Não é nenhum segredo que o ministro Paulo Guedes é um defensor da instituição deste imposto sobre transações digitais para equilibrar a perda de arrecadação com a desoneração da folha de pagamento das empresas. Segundo informações divulgadas, a ideia proposta pelo Governo Federal é de instituir um imposto com uma alíquota de 0,2% sobre as transações financeiras.

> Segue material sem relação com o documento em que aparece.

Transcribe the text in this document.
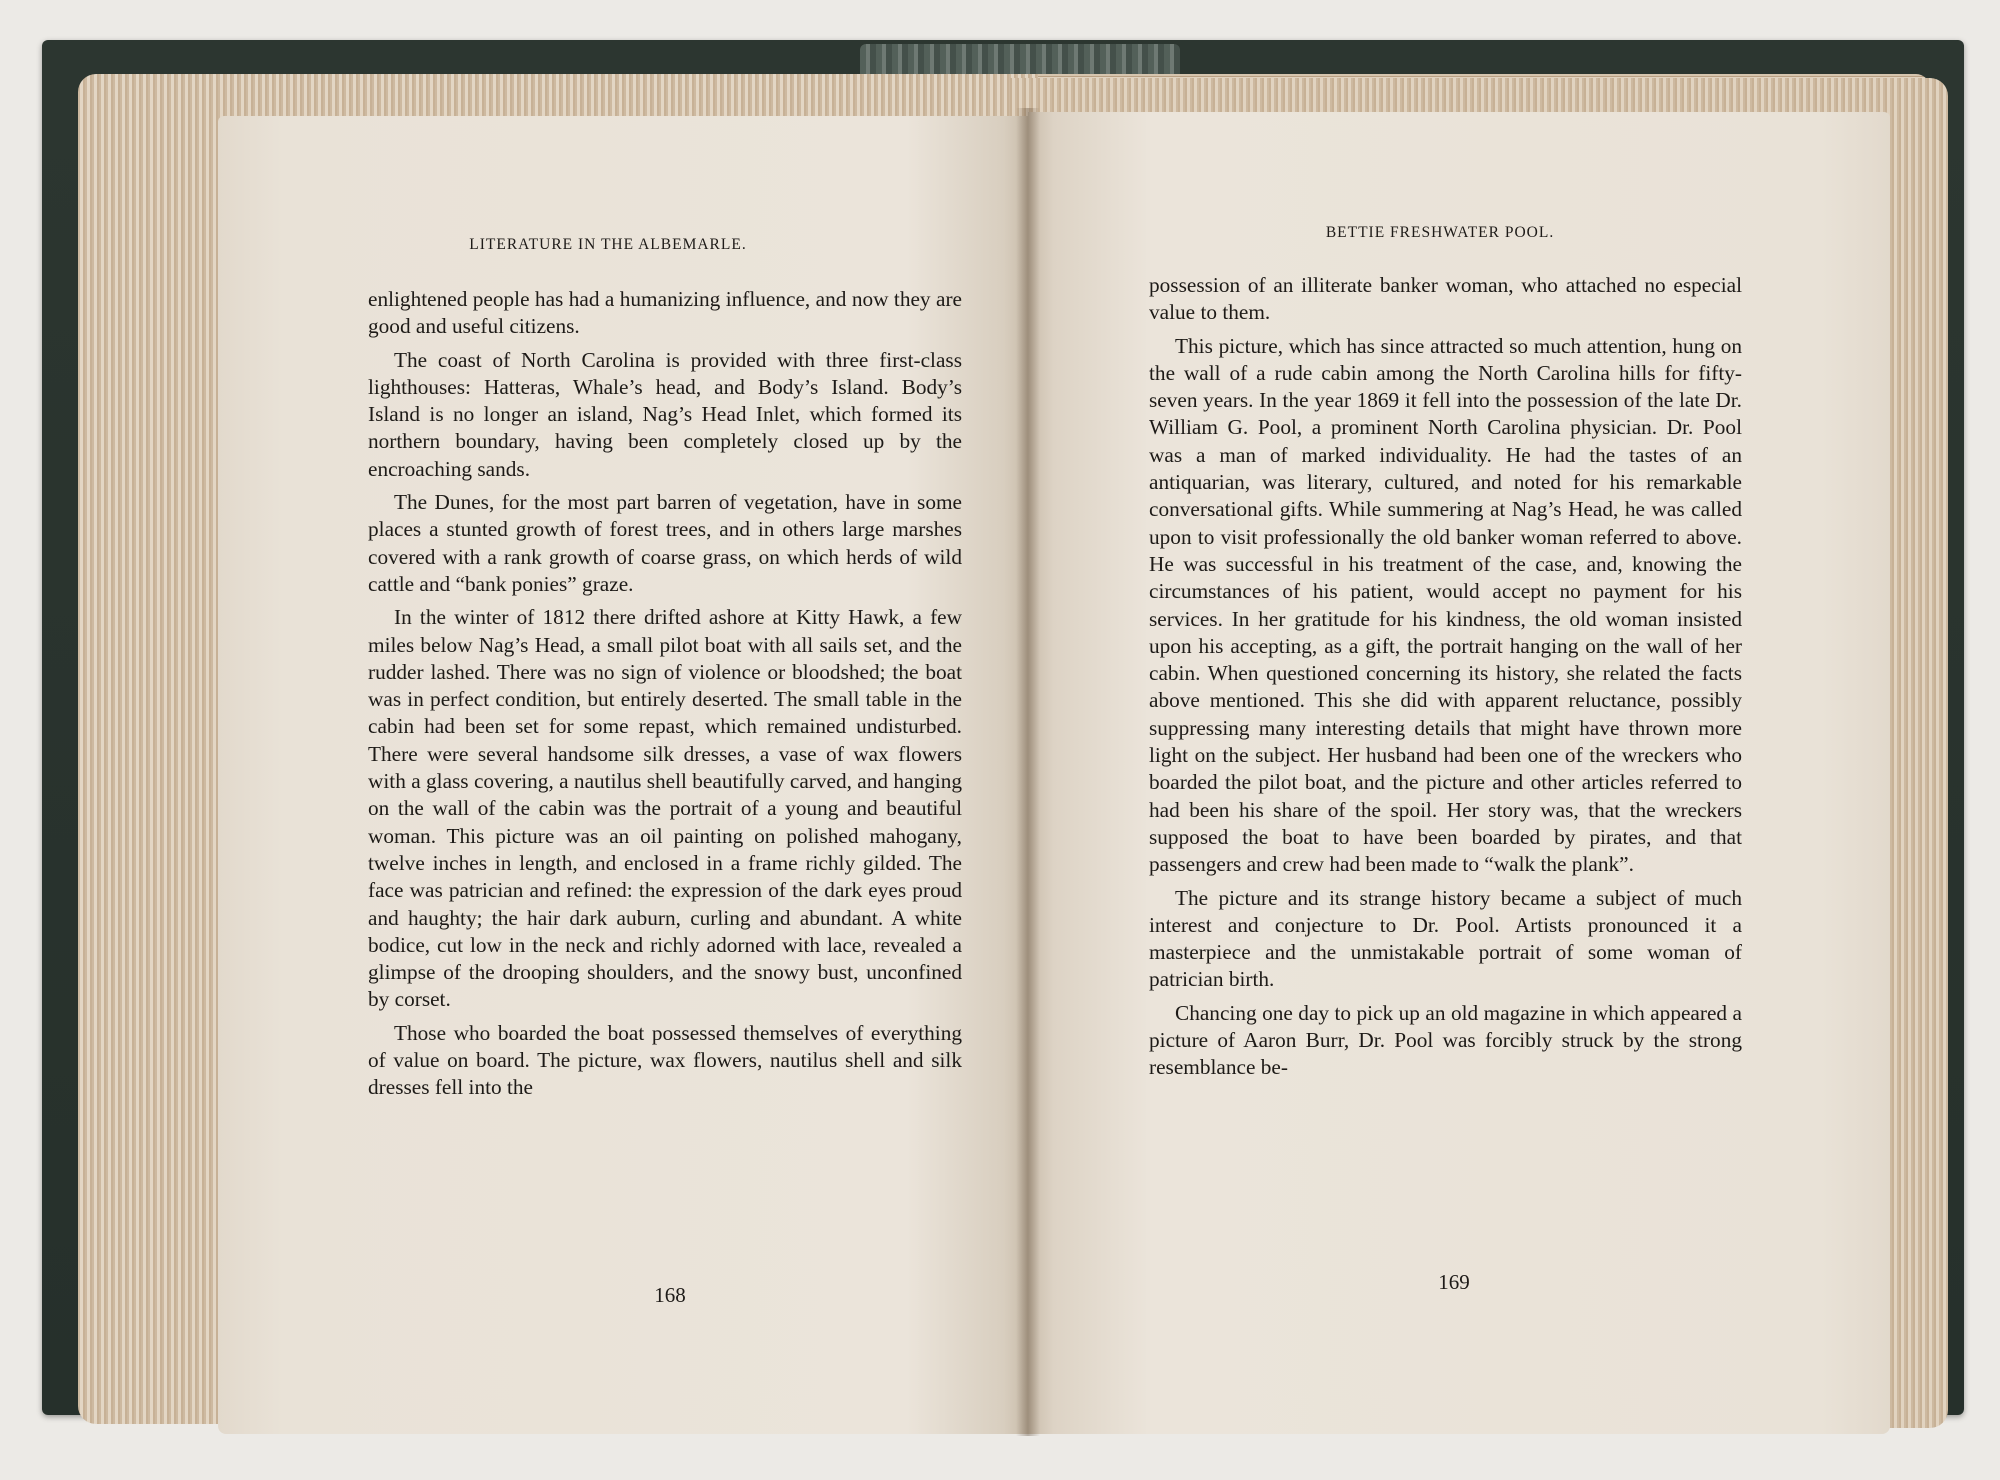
LITERATURE IN THE ALBEMARLE.

enlightened people has had a humanizing influence, and now they are good and useful citizens.

The coast of North Carolina is provided with three first-class lighthouses: Hatteras, Whale’s head, and Body’s Island. Body’s Island is no longer an island, Nag’s Head Inlet, which formed its northern boundary, having been completely closed up by the encroaching sands.

The Dunes, for the most part barren of vegetation, have in some places a stunted growth of forest trees, and in others large marshes covered with a rank growth of coarse grass, on which herds of wild cattle and “bank ponies” graze.

In the winter of 1812 there drifted ashore at Kitty Hawk, a few miles below Nag’s Head, a small pilot boat with all sails set, and the rudder lashed. There was no sign of violence or bloodshed; the boat was in perfect condition, but entirely deserted. The small table in the cabin had been set for some repast, which remained undisturbed. There were several handsome silk dresses, a vase of wax flowers with a glass covering, a nautilus shell beautifully carved, and hanging on the wall of the cabin was the portrait of a young and beautiful woman. This picture was an oil painting on polished mahogany, twelve inches in length, and enclosed in a frame richly gilded. The face was patrician and refined: the expression of the dark eyes proud and haughty; the hair dark auburn, curling and abundant. A white bodice, cut low in the neck and richly adorned with lace, revealed a glimpse of the drooping shoulders, and the snowy bust, unconfined by corset.

Those who boarded the boat possessed themselves of everything of value on board. The picture, wax flowers, nautilus shell and silk dresses fell into the

168
BETTIE FRESHWATER POOL.

possession of an illiterate banker woman, who attached no especial value to them.

This picture, which has since attracted so much attention, hung on the wall of a rude cabin among the North Carolina hills for fifty-seven years. In the year 1869 it fell into the possession of the late Dr. William G. Pool, a prominent North Carolina physician. Dr. Pool was a man of marked individuality. He had the tastes of an antiquarian, was literary, cultured, and noted for his remarkable conversational gifts. While summering at Nag’s Head, he was called upon to visit professionally the old banker woman referred to above. He was successful in his treatment of the case, and, knowing the circumstances of his patient, would accept no payment for his services. In her gratitude for his kindness, the old woman insisted upon his accepting, as a gift, the portrait hanging on the wall of her cabin. When questioned concerning its history, she related the facts above mentioned. This she did with apparent reluctance, possibly suppressing many interesting details that might have thrown more light on the subject. Her husband had been one of the wreckers who boarded the pilot boat, and the picture and other articles referred to had been his share of the spoil. Her story was, that the wreckers supposed the boat to have been boarded by pirates, and that passengers and crew had been made to “walk the plank”.

The picture and its strange history became a subject of much interest and conjecture to Dr. Pool. Artists pronounced it a masterpiece and the unmistakable portrait of some woman of patrician birth.

Chancing one day to pick up an old magazine in which appeared a picture of Aaron Burr, Dr. Pool was forcibly struck by the strong resemblance be-

169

A arrecadação seria um contrapeso para aliviar a tributação incidente sobre a folha de salários.
No entanto, recentemente o próprio ministro admitiu que vem sofrendo resistências no Congresso Nacional, o que pode ameaçar os planos do Governo Federal com relação a este ponto da reforma.
O legado das inovações no Sistema Financeiro
Independentemente da aprovação ou não do imposto sobre as transações digitais, a adoção do PIX, como forma de facilitar os meios de pagamento, e do open banking, como forma de gerar facilidades aos usuários na obtenção de produtos e serviços financeiros, deixará um legado relevante para o desenvolvimento da economia, o que significa geração de empregos e riqueza e, consequentemente, aumento da arrecadação tributária.
Por fim, não menos importante, as inovações tecnológicas representam também a diminuição da prática nefasta da sonegação fiscal, na medida em que as informações sobre os valores, sobretudo no PIX, são compartilhadas com a Receita Federal, facilitando a fiscalização das autoridades.
Antes do advento da LGPD, o tema sobre o compartilhamento de informações com a Receita Federal já havia sido validado pelo Supremo Tribunal Federal, que entendeu como constitucional a troca de informações com as instituições bancárias, independentemente de prévia autorização judicial.
Naquela oportunidade, o julgamento pela Suprema Corte teve como objetivo combater a evasão fiscal, o que é louvável. No entanto, resta sabermos como estes dados serão tratados pelas autoridades fiscais, a fim de evitarmos excessos que possam macular as regulares operações deflagradas pelo órgão.
Este artigo foi produzido por Renato Peluzo, Sócio na Terciotti Andrade Gomes Donato Advogados e colaborador da MIT Technology Review Brasil.